Driver and techie Nathan Schouw, a freshman, is stewing over the heat coming off the vehicle’s motor. Sophomore Josh Cheney is explaining the genesis of the ambitious project. And Alex Lyon is lobbying for a shot at a stint in the driver’s seat.
While not a culmination, this is a momentous step for the 12-member team that formed last spring to pursue an idea and molded and prodded it into a tangible reality.
Make no mistake; they have a long way to go. But Stueve and his young charges have always thought big.
The goal: “To be a race team and have it perpetuate itself year to year,” said Stueve.
The next step is an “electrathon” race, part of DaVinci Days next month in Corvallis. The race challenge is to see how many laps they can drive in an hour. After that is where thinking big looms large. Next year, Stueve and his crew plan to participate in the Dell-Winston Solar Car Challenge in Texas. Past race routes have led from Austin, Texas, to New York City and other transcontinental points.
“Eventually we want to have this first car and another with a titanium frame,” Stueve said.
He’d like to partner with Cessna — the airplane manufacturer — to build a composite body with solar panels integrated throughout. Such an experimental vehicle would cost an estimated $40,000.
Meanwhile, the team has been scraping together solar cells, the specialized motor, multiple batteries, brakes and an aluminum frame.
“All the welds on this car were done by an eighth-grader,” Stueve noted.
Fundraising efforts have already yielded the team about $18,000, Stueve said. Team members have attended a solar car training workshop in Texas and acquired parts. Raising funds is a constant, according to Stueve. Next year’s long distance race from Texas, with its travel and support crew, will cost plenty of money.

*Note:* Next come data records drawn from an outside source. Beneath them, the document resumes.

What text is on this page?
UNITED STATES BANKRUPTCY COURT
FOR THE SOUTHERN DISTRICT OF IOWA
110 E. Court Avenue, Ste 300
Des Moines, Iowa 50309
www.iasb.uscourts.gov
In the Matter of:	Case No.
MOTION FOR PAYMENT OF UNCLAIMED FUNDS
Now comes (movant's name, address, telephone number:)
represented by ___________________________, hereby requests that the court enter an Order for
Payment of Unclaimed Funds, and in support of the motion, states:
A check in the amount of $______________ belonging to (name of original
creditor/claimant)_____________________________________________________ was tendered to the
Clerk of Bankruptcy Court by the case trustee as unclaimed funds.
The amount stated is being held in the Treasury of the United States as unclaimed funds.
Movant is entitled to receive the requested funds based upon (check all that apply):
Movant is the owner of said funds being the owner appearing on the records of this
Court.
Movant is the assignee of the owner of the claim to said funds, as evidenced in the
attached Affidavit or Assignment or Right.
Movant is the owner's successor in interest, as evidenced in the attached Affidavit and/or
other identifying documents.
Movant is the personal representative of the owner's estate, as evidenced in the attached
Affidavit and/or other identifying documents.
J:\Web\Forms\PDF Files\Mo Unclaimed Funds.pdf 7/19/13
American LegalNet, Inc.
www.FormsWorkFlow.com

The project was the brainchild of former Trinity teacher James Ralston, an Australian educator who’s now teaching in Dubai. There’s a big recurring solar car race in Adelaide, Australia, that piqued his interest, Stueve recalled. Ralston began researching, discovered the Texas event and began talking it up. The students bought into it.

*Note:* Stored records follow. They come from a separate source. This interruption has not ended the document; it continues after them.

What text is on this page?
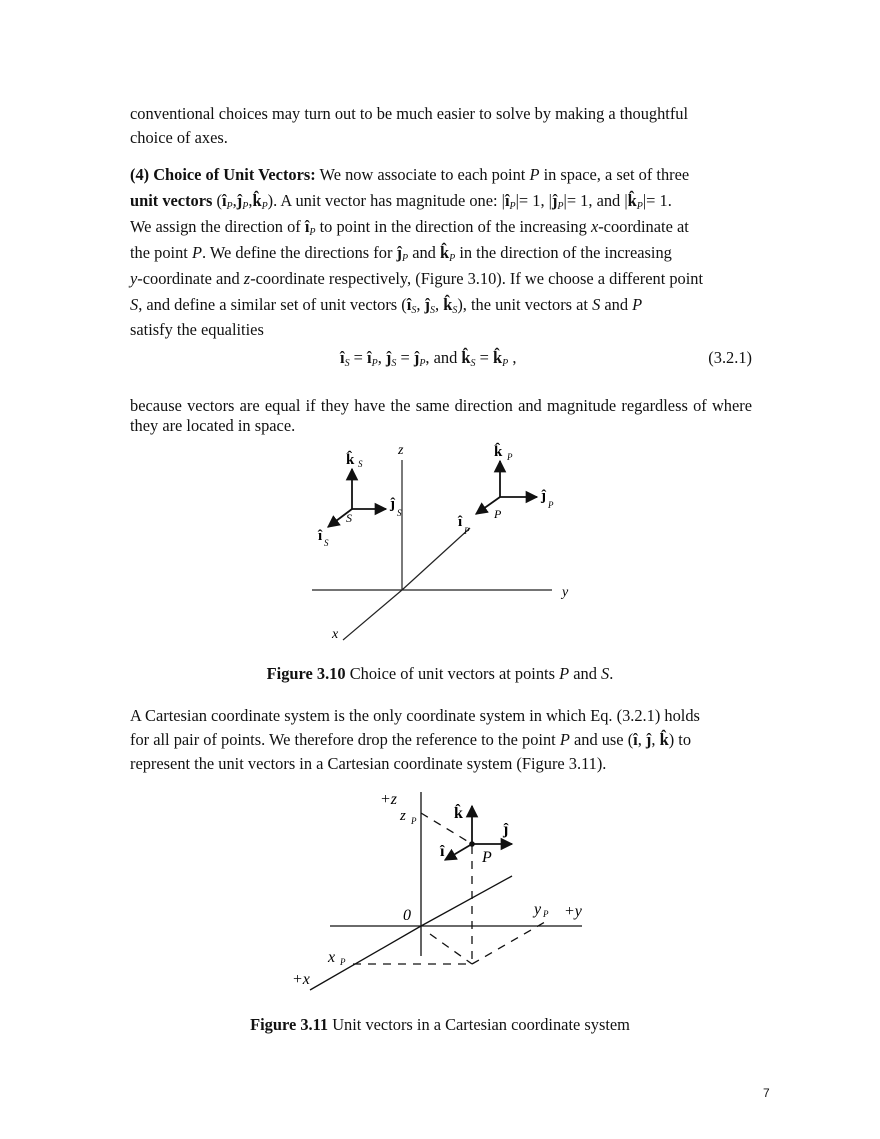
conventional choices may turn out to be much easier to solve by making a thoughtful
choice of axes.
(4) Choice of Unit Vectors: We now associate to each point P in space, a set of three
unit vectors $(î_P,ĵ_P,k̂_P)$. A unit vector has magnitude one: $|î_P|= 1$, $|ĵ_P|= 1$, and $|k̂_P|= 1$.
We assign the direction of $î_P$ to point in the direction of the increasing x-coordinate at
the point P. We define the directions for $ĵ_P$ and $k̂_P$ in the direction of the increasing
y-coordinate and z-coordinate respectively, (Figure 3.10). If we choose a different point
S, and define a similar set of unit vectors ($î_S$, $ĵ_S$, $k̂_S$), the unit vectors at S and P
satisfy the equalities
$î_S$ = $î_P$, $ĵ_S$ = $ĵ_P$, and $k̂_S$ = $k̂_P$ ,	(3.2.1)
because vectors are equal if they have the same direction and magnitude regardless of where they are located in space.
z
y
x
k̂ S
ĵ
S
S
î S
k̂ P
ĵ
P
P
î
P
Figure 3.10 Choice of unit vectors at points P and S.
A Cartesian coordinate system is the only coordinate system in which Eq. (3.2.1) holds
for all pair of points. We therefore drop the reference to the point P and use (î, ĵ, k̂) to
represent the unit vectors in a Cartesian coordinate system (Figure 3.11).
+z
z P k̂
ĵ
î P
0	y P +y
x P
+x
Figure 3.11 Unit vectors in a Cartesian coordinate system
7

For Stueve, whose background is in molecular biology, it’s been a learning experience right along with the students. Together they’ve learned a lot about physics, including all about metals, frames, strength and rigidity, he said.
The team’s original plan was to participate in the Texas race this summer, but the learning curve has been steep.
“We could get there and race this year,” he said. “But we wouldn’t pass the ‘scrutineering.’”
Scrutineering is a screening process by race organizers designed to eliminate weaker teams before they start.
Shooting for next summer will give the team time to raise more money and work out the kinks.
“I always wanted to build a car with my dad,” said Josh, who’s become the project’s student spokesman. “This was a great way to do that with classmates. It’s a team effort to get it accomplished.”
In a recent community fundraising letter, Josh wrote: “With your generous financial gift, my classmates and I will gain scientific knowledge, dedication, team strength, courage and the reward of seeing a project successfully reach the finish line. Also, optimistically, perhaps someday your charitable contribution could lead to a less pollutant automobile.”
One that doesn’t run on gas.
Stueve and his students say they’ll continue to think big.